Matières organiques : enfouissement ou compostage?
- Enfouissement : lorsque les matières organiques se décomposent sans oxygène, elles émettent du méthane, un gaz à effet de serre dont le potentiel de réchauffement de la planète est 25 fois supérieur à celui du CO2.
- Compostage : les matières organiques se décomposent avec de l’oxygène et n’émettent pas de méthane, mais du CO2, ce qui permet de réduire substantiellement les émissions de GES.
Source : Ministère de l’Environnement et de la Lutte contre les changements climatiques
« On a procédé par essais et erreurs », admet François Jacques, conseiller-cadre en développement durable pour le CIUSSS de la Mauricie-et-du-Centre-du-Québec. La gestion du bac brun a représenté plusieurs défis logistiques, poursuit-il, comme les odeurs nauséabondes et la prolifération d’insectes, dont les asticots. Sans compter le temps « perdu » par les employés pour transporter les matières organiques du secteur alimentaire, situé au 2e étage, jusqu’au conteneur extérieur.
Le secret est dans la sauce
Pour surmonter les défis, l’établissement a misé… sur ses employés! Ceux qui étaient déjà convaincus des bienfaits du compostage ont été invités à jouer un rôle de leader à l’interne afin de rallier l’ensemble de leurs collègues. Les résultats se sont fait sentir – sans mauvais jeu de mots! – dès la première semaine, affirme François Jacques. En un an, 30 tonnes de matières organiques, soit l’équivalent de 416 bacs bruns résidentiels, ont été détournées du site d’enfouissement, ce qui équivaut à deux allers-retours en avion Montréal-Sydney en termes d’économies de GES. Selon lui, ce chiffre pourrait augmenter si les clients de la cafétéria effectuaient mieux le tri de leurs déchets à la station, entre autres.
Aux Promenades Drummondville, les résultats ont aussi pesé dans la balance dès la première semaine : l’établissement effectue une levée de déchets de moins par semaine par rapport à la période qui a précédé l’adhésion au projet pilote, soit environ 1,5 tonne par mois. En prime, la collecte d’environ 18 tonnes de matières compostables a permis d’éviter l’émission de plus de quatre tonnes d’équivalent CO2, ce qui correspond à quatre allers-retours en avion Montréal-Vancouver.
« La clé du succès, c’est d’y croire », avance Céline Burdet. « Moi, ça fait partie de mes valeurs. Ça m’a permis de convaincre les autres que l’on devait tous travailler fort et ensemble pour y arriver. Aujourd’hui, c’est devenu une façon d’être. »
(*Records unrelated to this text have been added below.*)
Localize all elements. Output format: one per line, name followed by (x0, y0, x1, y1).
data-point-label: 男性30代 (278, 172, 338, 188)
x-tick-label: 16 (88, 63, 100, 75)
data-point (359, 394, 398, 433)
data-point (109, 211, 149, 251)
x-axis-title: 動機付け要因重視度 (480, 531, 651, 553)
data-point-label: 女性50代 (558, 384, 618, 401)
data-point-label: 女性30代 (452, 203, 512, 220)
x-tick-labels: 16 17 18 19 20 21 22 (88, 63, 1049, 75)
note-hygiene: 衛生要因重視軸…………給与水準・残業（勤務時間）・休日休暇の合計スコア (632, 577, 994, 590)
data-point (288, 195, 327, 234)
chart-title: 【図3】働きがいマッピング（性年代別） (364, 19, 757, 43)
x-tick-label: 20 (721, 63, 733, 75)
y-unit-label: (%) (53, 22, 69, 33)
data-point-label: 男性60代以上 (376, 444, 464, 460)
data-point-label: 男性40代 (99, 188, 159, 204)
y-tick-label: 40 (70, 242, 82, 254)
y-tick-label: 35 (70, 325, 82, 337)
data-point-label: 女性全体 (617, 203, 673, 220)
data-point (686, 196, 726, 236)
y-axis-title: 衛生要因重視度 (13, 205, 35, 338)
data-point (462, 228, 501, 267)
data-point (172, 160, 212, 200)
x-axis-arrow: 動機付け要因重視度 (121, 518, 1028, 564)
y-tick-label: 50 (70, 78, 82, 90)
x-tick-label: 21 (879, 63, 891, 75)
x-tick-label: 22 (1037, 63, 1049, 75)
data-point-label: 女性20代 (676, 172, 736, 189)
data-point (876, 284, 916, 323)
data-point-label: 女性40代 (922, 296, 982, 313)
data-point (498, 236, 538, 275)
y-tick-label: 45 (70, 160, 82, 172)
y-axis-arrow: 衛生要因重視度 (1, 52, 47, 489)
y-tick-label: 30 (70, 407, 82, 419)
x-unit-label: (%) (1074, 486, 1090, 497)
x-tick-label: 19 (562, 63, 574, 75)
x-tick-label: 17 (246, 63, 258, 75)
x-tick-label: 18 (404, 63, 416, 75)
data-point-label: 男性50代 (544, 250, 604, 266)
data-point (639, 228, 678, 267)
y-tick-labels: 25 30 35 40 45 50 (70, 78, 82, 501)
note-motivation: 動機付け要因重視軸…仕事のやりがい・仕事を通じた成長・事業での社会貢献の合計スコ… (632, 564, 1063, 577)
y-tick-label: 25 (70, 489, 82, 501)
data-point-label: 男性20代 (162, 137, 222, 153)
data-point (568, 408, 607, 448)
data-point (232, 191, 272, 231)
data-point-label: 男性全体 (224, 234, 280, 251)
En juin 2018, vu le succès du projet pilote, la Ville a rendu obligatoire la collecte des matières organiques pour la trentaine de grands ICI générateurs de GES. Le mois suivant, une desserte a été offerte sur une base volontaire pour l’ensemble des autres ICI du territoire. « La municipalisation de ce service aux grands générateurs est une première au Québec. D’autres municipalités offrent la collecte, mais sur une base volontaire », clame Roger Leblanc.
Drummondville souhaite que la collecte des matières organiques soit étendue à l’ensemble des ICI de son territoire d’ici 2022, comme le préconisent les orientations gouvernementales. Car ici, on composte!